I've never heard of that before. If you are worried, I'd use a wheel bearing grease on the ball, as it's rated for a higher temp. However, the ball really doesn't move all that much or all that fast, so I don't see how it could heat up that much. For those of you from MI, maybe a trip down M-119 near Cross Village would heat it up enough .

I use the following- I suppose they aren't the best choices, but it's what's available:

- Ball & all hitch parts: White Lithium grease
- Door Locksets: I usually take them all apart and oil them with just a standard oil from the oil can. When I get a new to me coach, so far none of the doors will close by pushing them. You have to open the latch to close it. As soon as I lube them internally, it closes with very little effort.
- Locks: I usually don't touch them, but if I need to, I'd use WD-40.

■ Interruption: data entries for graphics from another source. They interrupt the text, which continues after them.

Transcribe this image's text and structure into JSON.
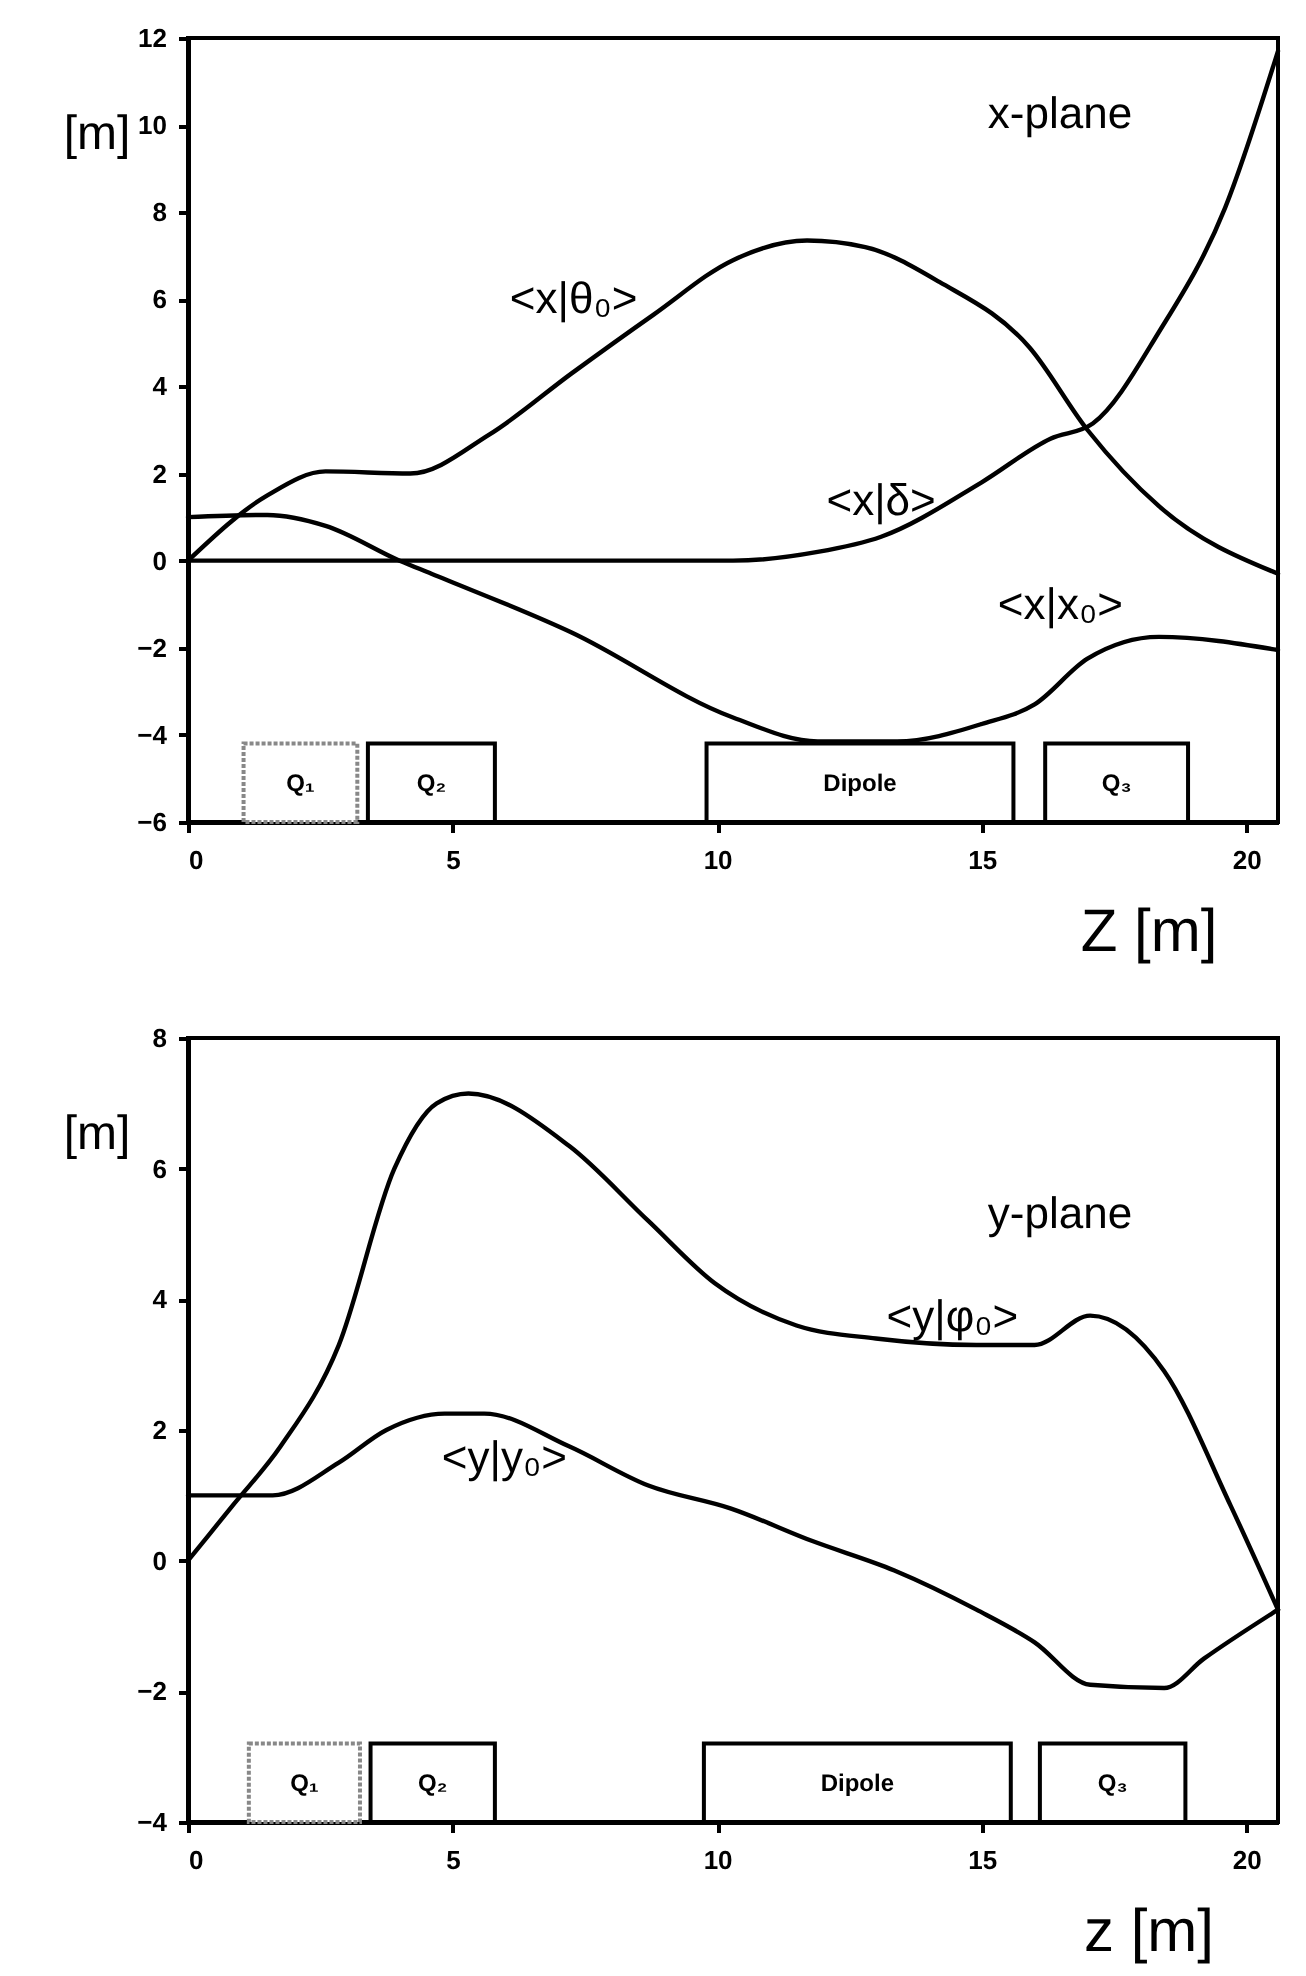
{
  "chart_data": [
    {
      "type": "line",
      "xlabel": "Z   [m]",
      "ylabel": "[m]",
      "annotations": [
        "x-plane"
      ],
      "xlim": [
        0,
        20.6
      ],
      "xticks": [
        0,
        5,
        10,
        15,
        20
      ],
      "ylim": [
        -6,
        12
      ],
      "yticks": [
        -6,
        -4,
        -2,
        0,
        2,
        4,
        6,
        8,
        10,
        12
      ],
      "grid": false,
      "legend": false,
      "line_style": "solid",
      "bands": [
        {
          "axis": "x",
          "from": 1.05,
          "to": 3.2,
          "label": "Q₁",
          "color": "#888888"
        },
        {
          "axis": "x",
          "from": 3.4,
          "to": 5.8,
          "label": "Q₂",
          "color": "#000000"
        },
        {
          "axis": "x",
          "from": 9.8,
          "to": 15.6,
          "label": "Dipole",
          "color": "#000000"
        },
        {
          "axis": "x",
          "from": 16.2,
          "to": 18.9,
          "label": "Q₃",
          "color": "#000000"
        }
      ],
      "series": [
        {
          "name": "<x|θ₀>",
          "color": "#000000",
          "x": [
            0,
            1.5,
            2.6,
            4.2,
            5.7,
            7.25,
            8.8,
            10.3,
            11.7,
            12.8,
            14.2,
            15.9,
            17.0,
            18.35,
            20.6
          ],
          "values": [
            0,
            1.5,
            2.05,
            2.0,
            2.9,
            4.3,
            5.65,
            6.9,
            7.35,
            7.2,
            6.4,
            4.9,
            3.0,
            1.25,
            -0.3
          ]
        },
        {
          "name": "<x|δ>",
          "color": "#000000",
          "x": [
            0,
            5,
            10.3,
            11.9,
            13.1,
            15.0,
            16.3,
            17.1,
            18.35,
            19.6,
            20.6
          ],
          "values": [
            0,
            0,
            0,
            0.2,
            0.55,
            1.8,
            2.8,
            3.15,
            5.25,
            8.1,
            11.7
          ]
        },
        {
          "name": "<x|x₀>",
          "color": "#000000",
          "x": [
            0,
            1.5,
            2.6,
            4.0,
            4.6,
            7.25,
            10.3,
            11.9,
            13.4,
            15.0,
            16.0,
            17.0,
            18.35,
            20.6
          ],
          "values": [
            1,
            1.05,
            0.8,
            0,
            -0.3,
            -1.65,
            -3.6,
            -4.15,
            -4.15,
            -3.75,
            -3.3,
            -2.25,
            -1.75,
            -2.05
          ]
        }
      ]
    },
    {
      "type": "line",
      "xlabel": "z   [m]",
      "ylabel": "[m]",
      "annotations": [
        "y-plane"
      ],
      "xlim": [
        0,
        20.6
      ],
      "xticks": [
        0,
        5,
        10,
        15,
        20
      ],
      "ylim": [
        -4,
        8
      ],
      "yticks": [
        -4,
        -2,
        0,
        2,
        4,
        6,
        8
      ],
      "grid": false,
      "legend": false,
      "line_style": "solid",
      "bands": [
        {
          "axis": "x",
          "from": 1.15,
          "to": 3.25,
          "label": "Q₁",
          "color": "#888888"
        },
        {
          "axis": "x",
          "from": 3.45,
          "to": 5.8,
          "label": "Q₂",
          "color": "#000000"
        },
        {
          "axis": "x",
          "from": 9.75,
          "to": 15.55,
          "label": "Dipole",
          "color": "#000000"
        },
        {
          "axis": "x",
          "from": 16.1,
          "to": 18.85,
          "label": "Q₃",
          "color": "#000000"
        }
      ],
      "series": [
        {
          "name": "<y|φ₀>",
          "color": "#000000",
          "x": [
            0,
            0.85,
            1.75,
            2.85,
            3.9,
            4.7,
            5.3,
            7.2,
            8.7,
            9.95,
            11.5,
            13.0,
            14.9,
            16.0,
            17.05,
            18.45,
            19.7,
            20.6
          ],
          "values": [
            0,
            0.85,
            1.75,
            3.3,
            6.0,
            7.0,
            7.15,
            6.35,
            5.2,
            4.25,
            3.6,
            3.4,
            3.3,
            3.3,
            3.75,
            2.9,
            0.85,
            -0.75
          ]
        },
        {
          "name": "<y|y₀>",
          "color": "#000000",
          "x": [
            0,
            1.6,
            2.85,
            3.75,
            4.85,
            5.6,
            7.2,
            8.7,
            10.25,
            11.8,
            13.35,
            14.9,
            16.0,
            17.05,
            18.45,
            19.2,
            20.6
          ],
          "values": [
            1,
            1.0,
            1.5,
            2.0,
            2.25,
            2.25,
            1.75,
            1.15,
            0.8,
            0.3,
            -0.15,
            -0.75,
            -1.25,
            -1.9,
            -1.95,
            -1.5,
            -0.75
          ]
        }
      ]
    }
  ]
}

- Steps: I have the older style, which greasing them really wouldn't gain much.
- Jacks: I've used white lithium in the past, but I like the idea of a dry Teflon lube. I can't tell you guys how many times I've pulled all four jacks off and cleaned them on the bench. This is mainly after going in the woods where the jacks are dragged through sand. For this reason is why I haven't done the ones on the toy hauler. I have a feeling I'm going to now look into the dry Teflon for those, and mine once they get painted.